I had the privilege of attending a packed meeting last Friday, organised by LAMBS, in opposition to the new town that a developer is proposing in the countryside outside Henfield. Around 500 people crammed into a large hall in Burgess Hill to express their concerns.
The panel
of speakers included Arundel and Downs MP, Nick
Herbert ; Mid Sussex MP, Nicholas Soames; Mid Sussex District
Councillor, Norman Webster; Hosham District Councillor, Brian O’Connell;
Founder of LAMBS, Anthony Watts WilliamsDr Roger Smith, Sussex CPRE, Kenneth
MacIntosh from Hands Off Henfield and I was there too.
It was an
excellent meeting, giving a very clear message to these predatory developers
and I recommend that you read Jane Simmons piece about the meeting on the LAMBS
website.
There
was, however, one thing we did not have time to delve into. We did not really question the propaganda
that is constantly promoted by developers.
We all
know the story. We need houses, the
environment is a block on development, and all these protesters are just being
NIMBYs by preventing people getting homes!
The constant line we are fed is that there is a lack of capacity – not
enough homes, we must build more and governments are judged on how many houses
they build.
But
simple answers to complex problems are always wrong.
Let’s
have a look at a few statistics.
If this
lack of capacity was true then we would expect to be seeing increasing numbers
of people being crammed into ever smaller houses. The truth, however, is the opposite.
About 10
years ago there was an average of 2.4 people per house. Today there is an average of 2.3. The drive for more house building is largely
a result of fewer people living in each house.

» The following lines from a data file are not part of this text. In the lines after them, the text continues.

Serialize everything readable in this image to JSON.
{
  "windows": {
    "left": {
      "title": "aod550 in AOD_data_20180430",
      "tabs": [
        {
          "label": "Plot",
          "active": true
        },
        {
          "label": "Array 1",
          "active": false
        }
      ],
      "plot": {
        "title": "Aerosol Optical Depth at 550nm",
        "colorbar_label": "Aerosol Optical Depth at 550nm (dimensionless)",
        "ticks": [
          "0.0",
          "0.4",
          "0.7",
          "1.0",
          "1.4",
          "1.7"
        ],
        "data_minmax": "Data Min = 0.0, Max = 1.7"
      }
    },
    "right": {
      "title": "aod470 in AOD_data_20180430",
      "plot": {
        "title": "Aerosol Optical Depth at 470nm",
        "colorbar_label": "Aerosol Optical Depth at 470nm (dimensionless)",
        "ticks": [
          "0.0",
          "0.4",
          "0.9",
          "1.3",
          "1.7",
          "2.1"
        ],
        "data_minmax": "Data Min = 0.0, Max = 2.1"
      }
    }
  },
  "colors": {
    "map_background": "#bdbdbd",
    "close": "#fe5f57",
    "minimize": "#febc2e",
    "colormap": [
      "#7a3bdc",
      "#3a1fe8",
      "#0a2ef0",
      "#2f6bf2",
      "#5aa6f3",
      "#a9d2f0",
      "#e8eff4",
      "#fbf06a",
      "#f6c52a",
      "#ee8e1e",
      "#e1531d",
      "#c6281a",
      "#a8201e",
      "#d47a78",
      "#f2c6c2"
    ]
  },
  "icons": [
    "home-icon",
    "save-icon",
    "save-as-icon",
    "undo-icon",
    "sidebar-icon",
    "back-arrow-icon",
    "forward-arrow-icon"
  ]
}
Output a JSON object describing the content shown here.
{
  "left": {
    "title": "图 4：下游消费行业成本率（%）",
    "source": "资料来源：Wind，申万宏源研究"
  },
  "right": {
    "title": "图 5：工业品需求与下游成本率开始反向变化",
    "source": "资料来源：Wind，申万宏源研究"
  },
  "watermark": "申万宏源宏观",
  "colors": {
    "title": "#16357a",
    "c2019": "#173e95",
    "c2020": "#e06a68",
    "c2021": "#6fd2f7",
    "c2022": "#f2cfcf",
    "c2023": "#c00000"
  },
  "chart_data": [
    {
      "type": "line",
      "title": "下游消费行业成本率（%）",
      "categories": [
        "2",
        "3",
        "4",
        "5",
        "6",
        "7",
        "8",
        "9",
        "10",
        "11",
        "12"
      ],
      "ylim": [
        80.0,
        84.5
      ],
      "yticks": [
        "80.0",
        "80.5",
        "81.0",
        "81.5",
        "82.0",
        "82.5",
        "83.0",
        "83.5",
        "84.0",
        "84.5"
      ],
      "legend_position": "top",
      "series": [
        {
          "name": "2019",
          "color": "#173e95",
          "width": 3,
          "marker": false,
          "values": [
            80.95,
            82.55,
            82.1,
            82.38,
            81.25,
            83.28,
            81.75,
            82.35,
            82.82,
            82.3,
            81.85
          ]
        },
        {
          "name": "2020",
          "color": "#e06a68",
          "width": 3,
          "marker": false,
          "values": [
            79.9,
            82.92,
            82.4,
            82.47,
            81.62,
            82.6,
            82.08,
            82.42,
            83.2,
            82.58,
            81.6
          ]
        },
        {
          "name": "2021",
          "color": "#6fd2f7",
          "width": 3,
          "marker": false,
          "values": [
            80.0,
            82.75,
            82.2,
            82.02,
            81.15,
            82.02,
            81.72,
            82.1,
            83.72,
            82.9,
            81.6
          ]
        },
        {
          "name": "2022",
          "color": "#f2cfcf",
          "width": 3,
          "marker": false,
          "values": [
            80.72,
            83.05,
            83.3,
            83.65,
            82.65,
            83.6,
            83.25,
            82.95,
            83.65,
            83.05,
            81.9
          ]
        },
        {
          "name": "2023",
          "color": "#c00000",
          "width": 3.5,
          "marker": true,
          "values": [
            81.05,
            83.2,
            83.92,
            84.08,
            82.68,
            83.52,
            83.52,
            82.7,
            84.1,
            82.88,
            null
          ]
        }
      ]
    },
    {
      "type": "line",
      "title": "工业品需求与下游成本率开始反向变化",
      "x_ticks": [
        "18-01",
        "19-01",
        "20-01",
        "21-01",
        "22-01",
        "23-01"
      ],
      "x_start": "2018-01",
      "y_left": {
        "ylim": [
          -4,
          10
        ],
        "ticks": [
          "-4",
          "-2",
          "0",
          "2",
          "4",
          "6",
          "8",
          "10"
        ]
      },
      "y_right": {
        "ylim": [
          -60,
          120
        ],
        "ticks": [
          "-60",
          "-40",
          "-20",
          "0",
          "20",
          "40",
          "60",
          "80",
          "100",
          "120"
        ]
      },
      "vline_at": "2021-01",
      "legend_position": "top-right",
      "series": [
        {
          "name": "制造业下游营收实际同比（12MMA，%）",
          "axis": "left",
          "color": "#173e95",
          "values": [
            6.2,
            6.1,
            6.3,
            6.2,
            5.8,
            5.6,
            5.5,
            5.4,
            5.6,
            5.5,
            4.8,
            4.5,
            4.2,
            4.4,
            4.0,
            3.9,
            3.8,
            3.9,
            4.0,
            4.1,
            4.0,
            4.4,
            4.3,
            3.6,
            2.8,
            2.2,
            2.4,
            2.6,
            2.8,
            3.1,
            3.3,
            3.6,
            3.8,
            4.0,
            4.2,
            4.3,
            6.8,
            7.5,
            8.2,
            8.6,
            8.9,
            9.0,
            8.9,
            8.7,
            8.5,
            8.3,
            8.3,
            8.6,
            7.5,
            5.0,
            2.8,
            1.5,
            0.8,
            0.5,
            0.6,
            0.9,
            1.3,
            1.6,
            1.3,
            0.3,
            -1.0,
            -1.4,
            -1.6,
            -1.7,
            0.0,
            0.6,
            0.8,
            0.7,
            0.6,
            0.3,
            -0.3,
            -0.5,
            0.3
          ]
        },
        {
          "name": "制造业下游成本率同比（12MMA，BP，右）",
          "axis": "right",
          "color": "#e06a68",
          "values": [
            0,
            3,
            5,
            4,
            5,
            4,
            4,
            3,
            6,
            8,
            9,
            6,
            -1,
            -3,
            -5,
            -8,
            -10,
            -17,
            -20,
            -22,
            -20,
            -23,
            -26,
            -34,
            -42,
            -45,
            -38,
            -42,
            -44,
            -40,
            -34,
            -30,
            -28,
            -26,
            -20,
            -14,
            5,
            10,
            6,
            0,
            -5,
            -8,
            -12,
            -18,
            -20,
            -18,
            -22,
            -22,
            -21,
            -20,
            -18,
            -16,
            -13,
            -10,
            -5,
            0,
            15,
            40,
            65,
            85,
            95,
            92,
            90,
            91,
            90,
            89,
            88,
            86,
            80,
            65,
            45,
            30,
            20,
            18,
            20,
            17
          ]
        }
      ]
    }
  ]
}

Broadly, what seems to be happening is we are spreading the same number
of people into a larger number of houses.
To take
this to a ridiculous extreme you can project this continuous decline of the
number of people per house into the future.
If you do this you get to a point in 230 years time where there is
nobody living in any houses no matter how many you build!
A mindset
based on predict and provide has obvious shortcomings.
We seem
to accept, unquestioningly, that we need more houses so that young families, in
particular, will have somewhere to live in the future. Yet building more houses alone does not solve
the problem. We just end up with fewer
people per house and those young families can still not find a home.
There are
far more complex issues at work here requiring social, economic and political
answers – why are people needing homes not able to get them whilst others are
able to spread into more houses? Gritty
problems way outside the remit of a Wildlife Trust, but problems our
politicians should be addressing. We are
being deflected in a “homes versus the environment” argument as an alternative
to finding more complex solutions. This
deflection benefits no one except the development industry.
We have
become obsessed with housing numbers because of the “frame” of the argument,
set by developers to their own advantage.
If we spend all our time arguing about who can build most houses and
where we are going to put them, then developers do very nicely out of it!
In
practice, as ever, the environment is used as a scape-goat. Instead of addressing socio-economic problems
driving a lack of homes we vaguely hope that destroying a bit more environment
in order to build a new town will somehow be the solution. It won’t be but in the mean time the
developer will have moved on to his next lucrative project.